Download or read book Cotton Fields No More written by Gilbert C. Fite and published by University Press of Kentucky. This book was released on 2009-11-11 with total page 0 pages. Available in PDF, EPUB and Kindle. Book excerpt: No general history of southern farming since the end of slavery has been published until now. For the first time, Gilbert C. Fite has drawn together the many threads that make up commercial agricultural development in the eleven states of the old Confederacy, to explain why agricultural change was so slow in the South, and then to show how the agents of change worked after 1933 to destroy the old and produce a new agriculture. Fite traces the decline and departure of King Cotton as the hard taskmaster of the region, and the replacement of cotton by a somewhat more democratically rewarding group of farm products: poultry, cattle, swine; soybeans; citrus and other fruits; vegetables; rice; dairy products; and forest products. He shows how such crop changes were related to other developments, such as the rise of a capital base in the South, mainly after World War II; technological innovation in farming equipment; and urbanization and regional population shifts. Based largely upon primary sources, Cotton Fields No More will become the standard work on post-Civil War agriculture in the South.
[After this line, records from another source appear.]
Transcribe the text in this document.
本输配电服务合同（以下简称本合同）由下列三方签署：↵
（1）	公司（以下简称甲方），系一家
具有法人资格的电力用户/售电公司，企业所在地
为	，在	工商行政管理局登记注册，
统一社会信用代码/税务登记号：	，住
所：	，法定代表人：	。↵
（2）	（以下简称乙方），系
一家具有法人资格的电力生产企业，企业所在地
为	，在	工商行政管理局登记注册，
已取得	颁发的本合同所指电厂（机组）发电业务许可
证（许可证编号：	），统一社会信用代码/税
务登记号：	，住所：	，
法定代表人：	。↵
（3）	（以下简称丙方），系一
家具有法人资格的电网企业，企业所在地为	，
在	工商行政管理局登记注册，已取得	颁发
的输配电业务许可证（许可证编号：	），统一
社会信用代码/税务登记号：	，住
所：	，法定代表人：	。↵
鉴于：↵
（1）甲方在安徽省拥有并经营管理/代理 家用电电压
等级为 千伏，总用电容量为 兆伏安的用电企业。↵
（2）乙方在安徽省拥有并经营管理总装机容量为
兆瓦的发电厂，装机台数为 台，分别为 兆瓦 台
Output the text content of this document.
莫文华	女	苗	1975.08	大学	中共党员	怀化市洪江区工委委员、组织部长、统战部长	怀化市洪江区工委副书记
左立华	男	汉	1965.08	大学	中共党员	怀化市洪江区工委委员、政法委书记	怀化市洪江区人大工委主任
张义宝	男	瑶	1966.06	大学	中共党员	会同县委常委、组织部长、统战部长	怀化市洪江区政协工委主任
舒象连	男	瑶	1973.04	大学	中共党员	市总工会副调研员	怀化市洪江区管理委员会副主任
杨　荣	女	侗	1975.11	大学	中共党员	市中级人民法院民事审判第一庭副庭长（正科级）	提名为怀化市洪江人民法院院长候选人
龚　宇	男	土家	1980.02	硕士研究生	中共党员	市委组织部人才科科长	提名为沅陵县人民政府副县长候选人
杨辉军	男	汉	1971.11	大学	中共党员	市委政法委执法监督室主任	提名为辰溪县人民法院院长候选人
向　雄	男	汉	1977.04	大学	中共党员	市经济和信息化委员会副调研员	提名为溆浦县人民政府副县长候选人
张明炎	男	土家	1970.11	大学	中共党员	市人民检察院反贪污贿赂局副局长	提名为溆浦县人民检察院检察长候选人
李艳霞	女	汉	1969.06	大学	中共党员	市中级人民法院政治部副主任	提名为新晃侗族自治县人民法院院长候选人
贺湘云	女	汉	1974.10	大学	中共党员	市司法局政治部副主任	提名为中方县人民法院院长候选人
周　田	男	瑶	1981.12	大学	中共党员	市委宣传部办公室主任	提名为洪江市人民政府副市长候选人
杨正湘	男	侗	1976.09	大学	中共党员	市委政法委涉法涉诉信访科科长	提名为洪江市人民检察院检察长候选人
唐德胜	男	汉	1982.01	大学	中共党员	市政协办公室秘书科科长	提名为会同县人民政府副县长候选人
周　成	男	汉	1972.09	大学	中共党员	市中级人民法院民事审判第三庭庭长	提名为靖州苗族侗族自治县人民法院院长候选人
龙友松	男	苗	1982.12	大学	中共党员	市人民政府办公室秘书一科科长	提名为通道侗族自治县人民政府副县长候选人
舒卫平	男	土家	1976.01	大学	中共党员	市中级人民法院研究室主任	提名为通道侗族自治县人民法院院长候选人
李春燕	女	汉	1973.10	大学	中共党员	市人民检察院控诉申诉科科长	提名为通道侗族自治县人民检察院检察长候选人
It will be welcomed by students of the American South and of United States agriculture, economic, and social history.

Rebel Storehouse

Download Rebel Storehouse PDF Online Free

Author :
Publisher : Fire Ant Books
ISBN 13 :
Total Pages : 240 pages
Book Rating : 4.3/5 ( download)

DOWNLOAD NOW!


Book Synopsis Rebel Storehouse by : Robert A. Taylor

Download or read book Rebel Storehouse written by Robert A. Taylor and published by Fire Ant Books. This book was released on 2003 with total page 240 pages. Available in PDF, EPUB and Kindle. Book excerpt: Brings to light an overlooked aspect of Florida's importance to the Confederacy. Florida's role in the Civil War has long been overlooked or discounted by students of the conflict. Despite its isolation and the lack of important land battles, the state made a contribution to the Confederate war effort far out of proportion to its small population. After seceding from the Union in 1861, Florida joined the Confederacy with a reputation, born in the 1850s, as an area of great agricultural potential for the newly created country. Rebel leaders quickly came to regard Florida as an abundant source of foodstuffs. The state became a major supplier of salt, beef, pork, and corn both for the rebel forces and for many civilians. Cattle in particular were driven northward in large numbers, providing rations for Confederate troops from Chattanooga to Charleston. Unfortunately, however, senior officials in the field and in Richmond often held unrealistic expectations about the volume of supplies Floridians could actually deliver. These same authorities for the most part also failed adequately to defend this crucial food source, a factor that may have accelerated the Confederacy's ultimate disintegration.